Following a prehearing conference on September 26, 2007, the assigned Commissioner and ALJ issued a Scoping Memo and Ruling on October 17, 2007, establishing a schedule for this proceeding, under which DRA and other parties were to serve testimony by December 14, 2007.
On December 5, 2007, SCE served updated testimony reflecting several changes to the estimated costs of its project, and shortly thereafter provided parties with updated work papers. According to DRA, representatives of SCE, TURN, and DRA (the main parties active in this proceeding) met and conferred, and agreed on a proposed schedule that they believed would provide DRA and TURN with sufficient opportunity to analyze the changes to SCE's testimony and address these changes in their own opening testimony.
On December 24, 2007, the assigned ALJ issued a ruling extending the schedule to allow parties sufficient time to review SCE's updated testimony and prepare rebuttal testimony. The extended schedule also adjusted the dates for hearings and briefs.

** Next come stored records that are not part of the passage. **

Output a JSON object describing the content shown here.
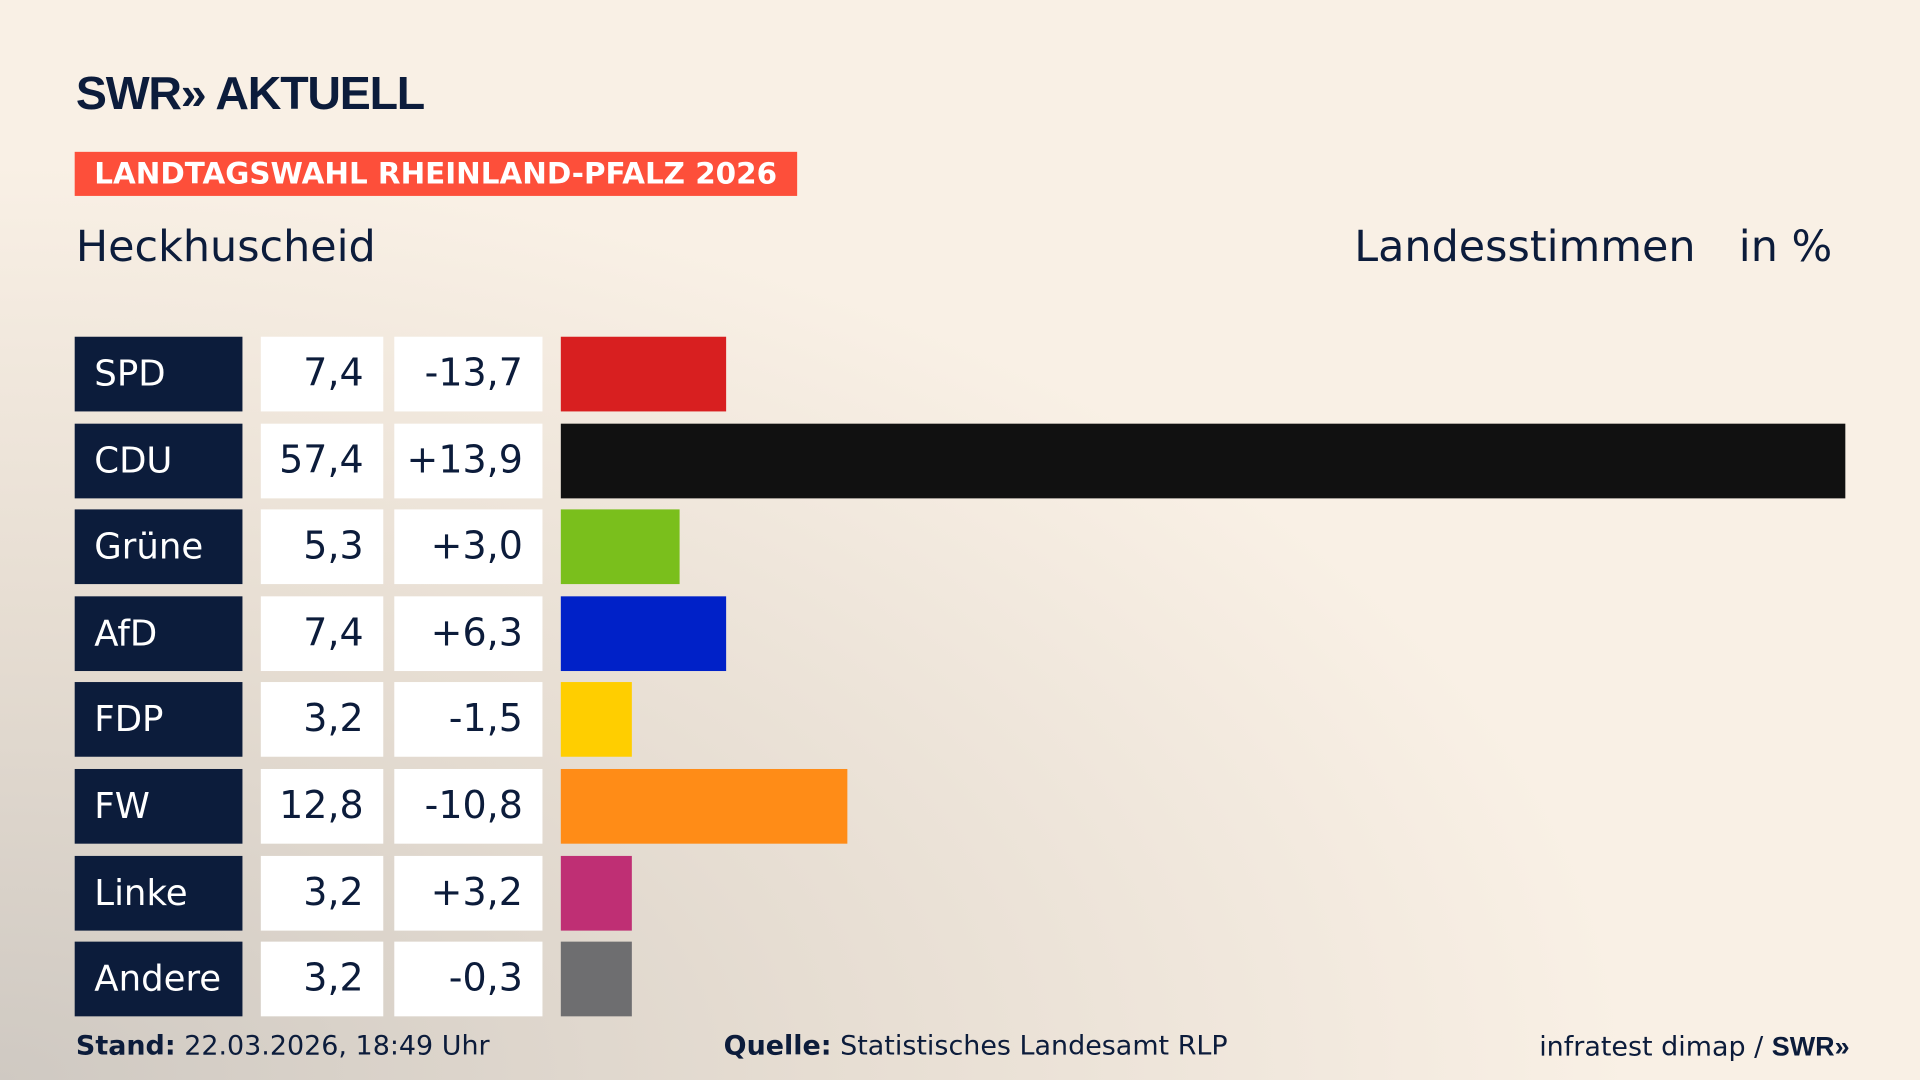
{
  "header": {
    "logo": "SWR» AKTUELL",
    "banner": "LANDTAGSWAHL RHEINLAND-PFALZ 2026",
    "place": "Heckhuscheid",
    "vote_type": "Landesstimmen",
    "unit": "in %"
  },
  "chart_data": {
    "type": "bar",
    "orientation": "horizontal",
    "categories": [
      "SPD",
      "CDU",
      "Grüne",
      "AfD",
      "FDP",
      "FW",
      "Linke",
      "Andere"
    ],
    "values": [
      7.4,
      57.4,
      5.3,
      7.4,
      3.2,
      12.8,
      3.2,
      3.2
    ],
    "value_labels": [
      "7,4",
      "57,4",
      "5,3",
      "7,4",
      "3,2",
      "12,8",
      "3,2",
      "3,2"
    ],
    "diff_labels": [
      "-13,7",
      "+13,9",
      "+3,0",
      "+6,3",
      "-1,5",
      "-10,8",
      "+3,2",
      "-0,3"
    ],
    "diffs": [
      -13.7,
      13.9,
      3.0,
      6.3,
      -1.5,
      -10.8,
      3.2,
      -0.3
    ],
    "colors": [
      "#d81f20",
      "#111111",
      "#7abf1c",
      "#0021c8",
      "#ffce00",
      "#ff8c17",
      "#bf2f74",
      "#6e6e70"
    ],
    "xlim": [
      0,
      57.4
    ],
    "grid": false
  },
  "footer": {
    "stand_label": "Stand:",
    "stand": "22.03.2026, 18:49 Uhr",
    "quelle_label": "Quelle:",
    "quelle": "Statistisches Landesamt RLP",
    "credit": "infratest dimap / ",
    "credit_logo": "SWR»"
  }
}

On March 10, 2008, SCE filed two motions, one for adoption of a settlement agreement between SCE and DRA, and one for adoption of numerous stipulations between SCE and TURN. All items contained in the stipulations between SCE and TURN are also contained in the settlement agreement filed the same day, but unlike the settlement agreement, the stipulations do not represent an agreement to resolve all contested issues in the case.6 Hearings addressing the testimony and the settlement agreement were held from March 12-14, 2008. Parties filed opening briefs on third party metering issues, as well as separate briefs on the rest of the issues in the case, on April 4, 2008;7 most parties filed reply briefs on April 18, 2008.8
1 Order Instituting Rulemaking (R.) 02-06-001, p. 1.
2 Joint Assigned Commissioner and Administrative Law Judge Ruling dated February 19, 2004 in R.02-06-001, p. 5.
3 D.06-07-027, p. 9.
4 PG&E later revised the upgrade costs to $572 million.
5 AMI consists of both metering and communications infrastructure.
6 RT 5, Janet Combs: "There are more points agreed to in the settlement with DRA than are agreed to in the stipulations, but all of the points that are agreed to in the stipulations are also contained in the settlements."
7 DRA, TURN and SCE filed opening briefs on the settlement agreement and related issues, and SCE, SoCalGas, and DRA filed additional briefs related solely to issues of third-party metering.
8 TURN and SCE filed reply briefs on the settlement agreement and related issues, and SCE and SoCalGas filed additional reply briefs related solely to issues of third-party metering.